Solo adesso Henry trova la forza di interrompere, di porre la domanda che lo sta rodendo da dentro: «Non sarà… rischioso?», chiede, e la sua voce è rotta da tristezza e incredulità.
«Sì», risponde la strega. «Ma è l’unico modo».
È in questo momento che il pianto del bambino interrompe il discorso: il piccolo è sveglio e ha fame. La giovane Lynn lo prende tra le braccia e lo culla dolcemente, ma il suo sguardo interrogativo corre alla vecchia, in cerca di consigli.

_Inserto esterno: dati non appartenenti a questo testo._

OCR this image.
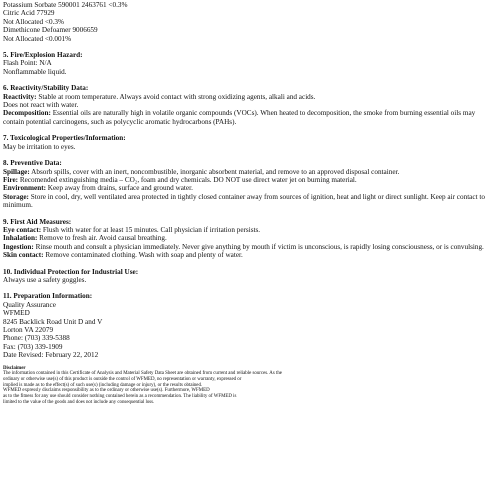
Potassium Sorbate 590001 2463761 <0.3%
Citric Acid 77929
Not Allocated <0.3%
Dimethicone Defoamer 9006659
Not Allocated <0.001%
5. Fire/Explosion Hazard:
Flash Point: N/A
Nonflammable liquid.
6. Reactivity/Stability Data:
Reactivity: Stable at room temperature. Always avoid contact with strong oxidizing agents, alkali and acids.
Does not react with water.
Decomposition: Essential oils are naturally high in volatile organic compounds (VOCs). When heated to decomposition, the smoke from burning essential oils may contain potential carcinogens, such as polycyclic aromatic hydrocarbons (PAHs).
7. Toxicological Properties/Information:
May be irritation to eyes.
8. Preventive Data:
Spillage: Absorb spills, cover with an inert, noncombustible, inorganic absorbent material, and remove to an approved disposal container.
Fire: Recomended extinguishing media – CO₂, foam and dry chemicals. DO NOT use direct water jet on burning material.
Environment: Keep away from drains, surface and ground water.
Storage: Store in cool, dry, well ventilated area protected in tightly closed container away from sources of ignition, heat and light or direct sunlight. Keep air contact to minimum.
9. First Aid Measures:
Eye contact: Flush with water for at least 15 minutes. Call physician if irritation persists.
Inhalation: Remove to fresh air. Avoid causal breathing.
Ingestion: Rinse mouth and consult a physician immediately. Never give anything by mouth if victim is unconscious, is rapidly losing consciousness, or is convulsing.
Skin contact: Remove contaminated clothing. Wash with soap and plenty of water.
10. Individual Protection for Industrial Use:
Always use a safety goggles.
11. Preparation Information:
Quality Assurance
WFMED
8245 Backlick Road Unit D and V
Lorton VA 22079
Phone: (703) 339-5388
Fax: (703) 339-1909
Date Revised: February 22, 2012
Disclaimer
The information contained in this Certificate of Analysis and Material Safety Data Sheet are obtained from current and reliable sources. As the
ordinary or otherwise use(s) of this product is outside the control of WFMED, no representation or warranty, expressed or
implied is made as to the effect(s) of such use(s) (including damage or injury), or the results obtained.
WFMED expressly disclaims responsibility as to the ordinary or otherwise use(s). Furthermore, WFMED
as to the fitness for any use should consider nothing contained herein as a recommendation. The liability of WFMED is
limited to the value of the goods and does not include any consequential loss.
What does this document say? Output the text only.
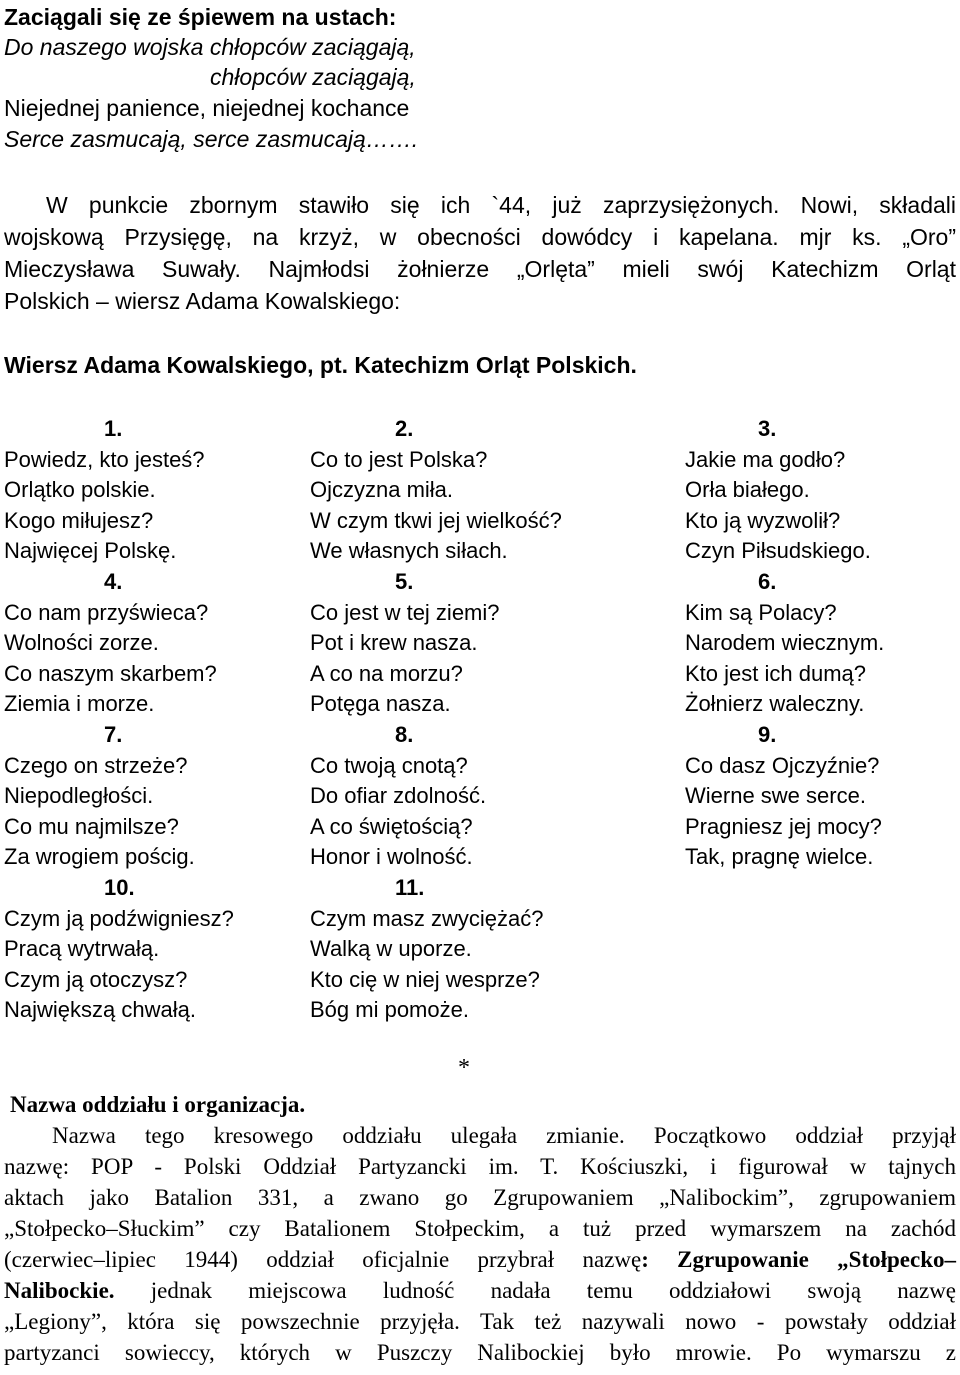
Zaciągali się ze śpiewem na ustach:
Do naszego wojska chłopców zaciągają,
chłopców zaciągają,
Niejednej panience, niejednej kochance
Serce zasmucają, serce zasmucają…….
W punkcie zbornym stawiło się ich `44, już zaprzysiężonych. Nowi, składali
wojskową Przysięgę, na krzyż, w obecności dowódcy i kapelana. mjr ks. „Oro”
Mieczysława Suwały. Najmłodsi żołnierze „Orlęta” mieli swój Katechizm Orląt
Polskich – wiersz Adama Kowalskiego:
Wiersz Adama Kowalskiego, pt. Katechizm Orląt Polskich.
1.	2.	3.
Powiedz, kto jesteś?	Co to jest Polska?	Jakie ma godło?
Orlątko polskie.	Ojczyzna miła.	Orła białego.
Kogo miłujesz?	W czym tkwi jej wielkość?	Kto ją wyzwolił?
Najwięcej Polskę.	We własnych siłach.	Czyn Piłsudskiego.
4.	5.	6.
Co nam przyświeca?	Co jest w tej ziemi?	Kim są Polacy?
Wolności zorze.	Pot i krew nasza.	Narodem wiecznym.
Co naszym skarbem?	A co na morzu?	Kto jest ich dumą?
Ziemia i morze.	Potęga nasza.	Żołnierz waleczny.
7.	8.	9.
Czego on strzeże?	Co twoją cnotą?	Co dasz Ojczyźnie?
Niepodległości.	Do ofiar zdolność.	Wierne swe serce.
Co mu najmilsze?	A co świętością?	Pragniesz jej mocy?
Za wrogiem pościg.	Honor i wolność.	Tak, pragnę wielce.
10.	11.
Czym ją podźwigniesz?	Czym masz zwyciężać?
Pracą wytrwałą.	Walką w uporze.
Czym ją otoczysz?	Kto cię w niej wesprze?
Największą chwałą.	Bóg mi pomoże.
*
Nazwa oddziału i organizacja.
Nazwa tego kresowego oddziału ulegała zmianie. Początkowo oddział przyjął
nazwę: POP - Polski Oddział Partyzancki im. T. Kościuszki, i figurował w tajnych
aktach jako Batalion 331, a zwano go Zgrupowaniem „Nalibockim”, zgrupowaniem
„Stołpecko–Słuckim” czy Batalionem Stołpeckim, a tuż przed wymarszem na zachód
(czerwiec–lipiec 1944) oddział oficjalnie przybrał nazwę: Zgrupowanie „Stołpecko–
Nalibockie. jednak miejscowa ludność nadała temu oddziałowi swoją nazwę
„Legiony”, która się powszechnie przyjęła. Tak też nazywali nowo - powstały oddział
partyzanci sowieccy, których w Puszczy Nalibockiej było mrowie. Po wymarszu z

Hebamme si avvicina dolcemente. Un dito secco e rugoso accarezza la fronte del bambino, mentre mormora, teneramente: «raccontagli una favola».
Il bambino aveva un nome: Tristan. Tristan Garden, come suo padre. E questo è l’inizio della sua storia. O almeno, è così che me l’ha raccontata mio padre, Henry Garden. Sì, perché quel bambino ero io.